As many countries shift their focus from planning the shift of the energy sectors from high- to low-emissions fuels and technologies to implementing these plans, mining has become central to the climate and just energy transition debate.
This was evident at the most recent UN climate conference, COP28 which took place in Dubai last year, said Katie Ferguson, head of sustainability for global miner Anglo American.
There was a shift at COP28, she said, to countries debating how to best implement energy transitions that would support them in meeting their global climate goals.
“One of the most important pledges was a commitment by many mining companies to triple their renewable energy production by 2030,” said Ferguson, who was part of a panel discussion at the Investing in African Mining Indaba in Cape Town on Tuesday.
Mining’s importance to the energy transition is not limited to the contribution mining companies could make in cutting emissions by investing in renewable energy; the sector also has to expand the production of critical minerals such as copper, lithium, nickel and cobalt that are essential components in many clean energy technologies such as solar panels, wind turbines and batteries.
The role that coal and coal mining will play in the energy transition remains a point of contention.
Michelle Manook, CEO of FutureCoal — a representative body for the global coal industry — said there is much misinformation about coal and the role it could play in a future energy mix.

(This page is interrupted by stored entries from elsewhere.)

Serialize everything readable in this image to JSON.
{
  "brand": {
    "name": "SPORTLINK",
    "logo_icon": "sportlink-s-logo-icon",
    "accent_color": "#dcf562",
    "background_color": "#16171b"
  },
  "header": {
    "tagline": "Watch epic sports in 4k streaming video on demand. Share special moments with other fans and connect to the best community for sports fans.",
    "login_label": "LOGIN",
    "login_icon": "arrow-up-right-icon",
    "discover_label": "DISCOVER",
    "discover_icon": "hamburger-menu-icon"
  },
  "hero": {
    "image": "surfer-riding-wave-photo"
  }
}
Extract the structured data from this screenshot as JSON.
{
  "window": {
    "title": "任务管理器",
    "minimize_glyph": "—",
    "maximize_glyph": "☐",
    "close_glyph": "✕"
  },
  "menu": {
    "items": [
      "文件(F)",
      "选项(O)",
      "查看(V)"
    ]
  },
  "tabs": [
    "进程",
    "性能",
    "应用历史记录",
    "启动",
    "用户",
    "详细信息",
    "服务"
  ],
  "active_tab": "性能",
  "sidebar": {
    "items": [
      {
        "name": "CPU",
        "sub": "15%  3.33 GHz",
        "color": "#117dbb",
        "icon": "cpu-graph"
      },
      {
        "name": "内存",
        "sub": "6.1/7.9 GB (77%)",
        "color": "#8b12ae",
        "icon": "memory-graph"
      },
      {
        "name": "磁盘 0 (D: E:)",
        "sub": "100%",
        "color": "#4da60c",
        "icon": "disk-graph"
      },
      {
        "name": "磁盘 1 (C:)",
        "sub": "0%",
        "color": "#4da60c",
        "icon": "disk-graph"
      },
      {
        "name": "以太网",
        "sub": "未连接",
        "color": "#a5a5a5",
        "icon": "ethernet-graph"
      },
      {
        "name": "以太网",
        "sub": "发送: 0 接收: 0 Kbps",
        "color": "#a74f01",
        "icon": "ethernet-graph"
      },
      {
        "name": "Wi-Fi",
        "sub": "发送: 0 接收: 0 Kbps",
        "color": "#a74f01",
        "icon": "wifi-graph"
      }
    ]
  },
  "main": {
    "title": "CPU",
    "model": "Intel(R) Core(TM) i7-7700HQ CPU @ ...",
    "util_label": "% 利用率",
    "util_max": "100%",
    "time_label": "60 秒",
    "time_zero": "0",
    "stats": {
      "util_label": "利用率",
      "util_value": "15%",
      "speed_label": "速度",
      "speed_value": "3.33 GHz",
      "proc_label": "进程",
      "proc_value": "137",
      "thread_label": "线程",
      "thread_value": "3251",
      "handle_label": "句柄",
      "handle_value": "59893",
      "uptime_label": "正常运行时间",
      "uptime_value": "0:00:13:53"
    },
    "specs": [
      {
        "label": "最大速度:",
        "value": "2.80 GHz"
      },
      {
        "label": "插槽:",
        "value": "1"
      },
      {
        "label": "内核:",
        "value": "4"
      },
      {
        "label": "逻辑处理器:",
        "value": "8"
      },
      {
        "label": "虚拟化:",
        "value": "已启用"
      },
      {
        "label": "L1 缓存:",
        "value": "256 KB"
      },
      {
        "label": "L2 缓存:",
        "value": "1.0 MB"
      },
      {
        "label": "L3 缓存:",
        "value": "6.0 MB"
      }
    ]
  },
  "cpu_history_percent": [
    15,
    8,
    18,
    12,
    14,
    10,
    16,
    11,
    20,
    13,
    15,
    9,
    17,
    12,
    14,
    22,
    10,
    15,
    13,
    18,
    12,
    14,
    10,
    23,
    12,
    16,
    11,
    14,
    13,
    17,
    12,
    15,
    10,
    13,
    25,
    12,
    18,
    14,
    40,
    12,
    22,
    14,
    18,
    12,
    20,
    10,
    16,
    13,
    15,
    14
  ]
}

“The future of coal lies in how India and China approach coal,” she said. These countries, she said, have a “sophisticated way of looking at coal” and are investing in carbon capture and storage technologies, which could help eliminate much of the emissions associated with the burning of coal.
“It is interesting to hear people talk about the phase-out of coal — it’s a finite resource and it will be phased out eventually [as resources deplete], but it still has a role to play,” said Manook.
Influential investor
Adam Matthews, Church of England Pensions Board chief responsible investment officer, had a different view, saying that the use of coal with abatement technology must first be proven at scale before it would be seen as part of an “orderly transition”.
The Church of England Pensions Board, which holds about £3.5bn (R83bn) funds under management for its about 41,000 members, has become an influential investor voice on issues such as responsible investing.
It made headlines last year when it announced it would offload its stake in British oil and gas company Shell as part of a decision to divest from oil and gas.
Matthews said the mining sector has not been at the forefront of responsible investors’ minds, but there is a growing realisation that the transition cannot happen without mining.
As a pension fund, he said, their role now is to better understand what future minerals demand would look like and what challenges the mining sector faces in meeting that demand.
“We can invest in a way that enables [the sector] to meet that demand by focusing on companies that will align with an orderly transition,” he said.
They are willing to work with companies in hard-to-abate sectors if those companies have a “credible transition path”.
“When companies don’t disclose [transition strategies and their progress] and when they use industry association to delay international processes [towards a just transition] which will make it less likely to have an orderly transition, that is when we disinvest,” he said.